9
votes

I am trying to add a timestamp field in an Android client with Firebase Firestore.

According to the documentation:

Annotation used to mark a Date field to be populated with a server timestamp. If a POJO being written contains null for a @ServerTimestamp-annotated field, it will be replaced with a server-generated timestamp.

But when I try it:

@ServerTimestamp
Date serverTime = null; // I tried both java.util.Date and java.sql.Date

//...

Map<String, Object> msg = new HashMap<>();
// ... more data
msg.put("timestamp", serverTime);

On the Cloud Firestore database this field is always null.

4
You're annotating a local variable, not a POJO field. There is a big difference between the two. - Doug Stevenson
With that anotation you are telling Firestore convertion that when the POJO is used the field with that equivalent name in the Store DB must be transformed from Firestore tiemstamp to date. You have to set the timestamp first. Firestore wont set the Timestamp automatically because Firestore doesn't know when the timestamp should be set, on creation? on update? on an specific field write? Look at the Ali answer - cutiko

4 Answers

18
votes

That is not the correct way of how to add the time and date to a Cloud Firestore database. The best practice is to have a model class in which you can add a date field of type Date together with an annotation. This is how your model class should look like:

import java.util.Date;

public class YourModelClass {
    @ServerTimestamp
    private Date date;

    YourModelClass() {}

    public Date getDate() {
        return date;
    }

    public void setDate(Date date) {
        this.date = date;
    }
}

When you create on object of YourModelClass class, there is no need to set the date. Firebase servers will read your date field, as it is a ServerTimestamp (see the annotation), and it will populate that field with the server timestamp accordingly.

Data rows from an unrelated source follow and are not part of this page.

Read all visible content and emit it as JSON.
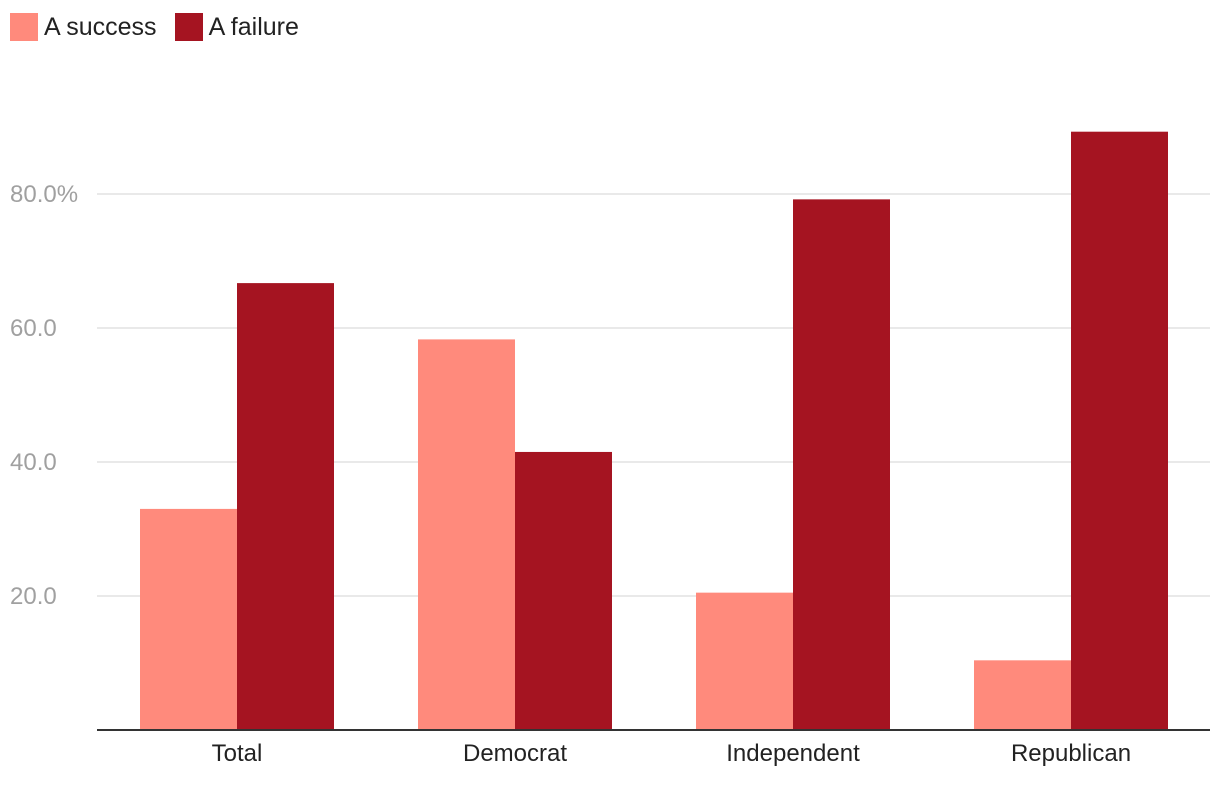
{
  "chart_data": {
    "type": "bar",
    "categories": [
      "Total",
      "Democrat",
      "Independent",
      "Republican"
    ],
    "series": [
      {
        "name": "A success",
        "values": [
          33,
          58.3,
          20.5,
          10.4
        ],
        "color": "#ff8a7c"
      },
      {
        "name": "A failure",
        "values": [
          66.7,
          41.5,
          79.2,
          89.3
        ],
        "color": "#a51421"
      }
    ],
    "y_ticks": [
      {
        "value": 20,
        "label": "20.0"
      },
      {
        "value": 40,
        "label": "40.0"
      },
      {
        "value": 60,
        "label": "60.0"
      },
      {
        "value": 80,
        "label": "80.0%"
      }
    ],
    "ylim": [
      0,
      100
    ],
    "grid": true,
    "legend_position": "top-left",
    "title": "",
    "xlabel": "",
    "ylabel": ""
  }
}
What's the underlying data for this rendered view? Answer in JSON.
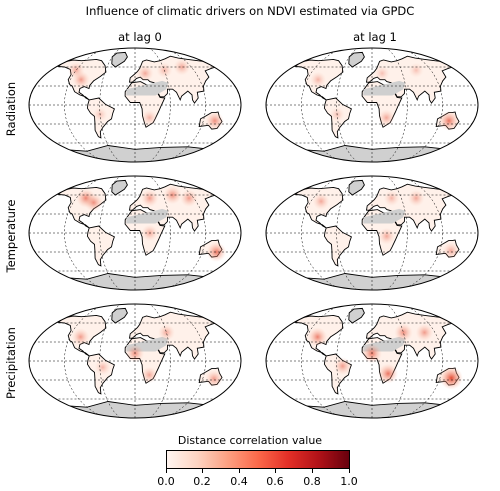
{
  "title": "Influence of climatic drivers on NDVI estimated via GPDC",
  "columns": [
    "at lag 0",
    "at lag 1"
  ],
  "rows": [
    "Radiation",
    "Temperature",
    "Precipitation"
  ],
  "colorbar": {
    "label": "Distance correlation value",
    "ticks": [
      "0.0",
      "0.2",
      "0.4",
      "0.6",
      "0.8",
      "1.0"
    ],
    "range": [
      0.0,
      1.0
    ],
    "colormap": "Reds",
    "colors": [
      "#fff5f0",
      "#fdd4c2",
      "#fca082",
      "#fb694a",
      "#e32f27",
      "#b11218",
      "#67000d"
    ]
  },
  "maps": [
    {
      "row": "Radiation",
      "column": "at lag 0",
      "hotspots": [
        [
          -100,
          40,
          0.35
        ],
        [
          -120,
          55,
          0.3
        ],
        [
          20,
          50,
          0.3
        ],
        [
          60,
          55,
          0.25
        ],
        [
          100,
          60,
          0.3
        ],
        [
          -60,
          -15,
          0.2
        ],
        [
          25,
          -20,
          0.25
        ],
        [
          140,
          -25,
          0.4
        ]
      ]
    },
    {
      "row": "Radiation",
      "column": "at lag 1",
      "hotspots": [
        [
          -100,
          40,
          0.25
        ],
        [
          20,
          50,
          0.2
        ],
        [
          90,
          55,
          0.2
        ],
        [
          -60,
          -15,
          0.2
        ],
        [
          25,
          -20,
          0.3
        ],
        [
          135,
          -25,
          0.5
        ]
      ]
    },
    {
      "row": "Temperature",
      "column": "at lag 0",
      "hotspots": [
        [
          -100,
          55,
          0.45
        ],
        [
          -80,
          48,
          0.4
        ],
        [
          30,
          55,
          0.35
        ],
        [
          80,
          60,
          0.4
        ],
        [
          110,
          55,
          0.35
        ],
        [
          25,
          0,
          0.3
        ],
        [
          145,
          -30,
          0.5
        ]
      ]
    },
    {
      "row": "Temperature",
      "column": "at lag 1",
      "hotspots": [
        [
          -100,
          50,
          0.3
        ],
        [
          40,
          55,
          0.25
        ],
        [
          90,
          55,
          0.3
        ],
        [
          25,
          -5,
          0.3
        ],
        [
          140,
          -28,
          0.3
        ]
      ]
    },
    {
      "row": "Precipitation",
      "column": "at lag 0",
      "hotspots": [
        [
          -100,
          38,
          0.35
        ],
        [
          0,
          12,
          0.4
        ],
        [
          60,
          45,
          0.3
        ],
        [
          -55,
          -10,
          0.25
        ],
        [
          25,
          -22,
          0.3
        ],
        [
          140,
          -28,
          0.35
        ]
      ]
    },
    {
      "row": "Precipitation",
      "column": "at lag 1",
      "hotspots": [
        [
          -100,
          38,
          0.45
        ],
        [
          0,
          12,
          0.5
        ],
        [
          60,
          45,
          0.4
        ],
        [
          100,
          45,
          0.35
        ],
        [
          -50,
          -8,
          0.35
        ],
        [
          28,
          -20,
          0.5
        ],
        [
          140,
          -27,
          0.7
        ]
      ]
    }
  ]
}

Another approach would be to use FieldValue.serverTimestamp() method like this:

Map<String, Object> map = new HashMap<>();
map.put("date", FieldValue.serverTimestamp());
docRef.update(map).addOnCompleteListener(new OnCompleteListener<Void>() {/* ... */}
6
votes

use FieldValue.serverTimestamp() get server timestamp

Map<String, Object> msg = new HashMap<>();
msg.put("timestamp", FieldValue.serverTimestamp());
1
votes

I have similar problem, and I found this at my catlog and solved my problem

firebaseFirestore = FirebaseFirestore.getInstance();
FirebaseFirestoreSettings settings = new FirebaseFirestoreSettings.Builder()
                .setTimestampsInSnapshotsEnabled(true)
                .build();
firebaseFirestore.setFirestoreSettings(settings);
0
votes

I had a similar problem,

I was getting the exception ...has type java.sql.Timestamp, got java.util.Date ..., so I just replace the type from Timestamp to Date ( from java.util.Date) and worked fine.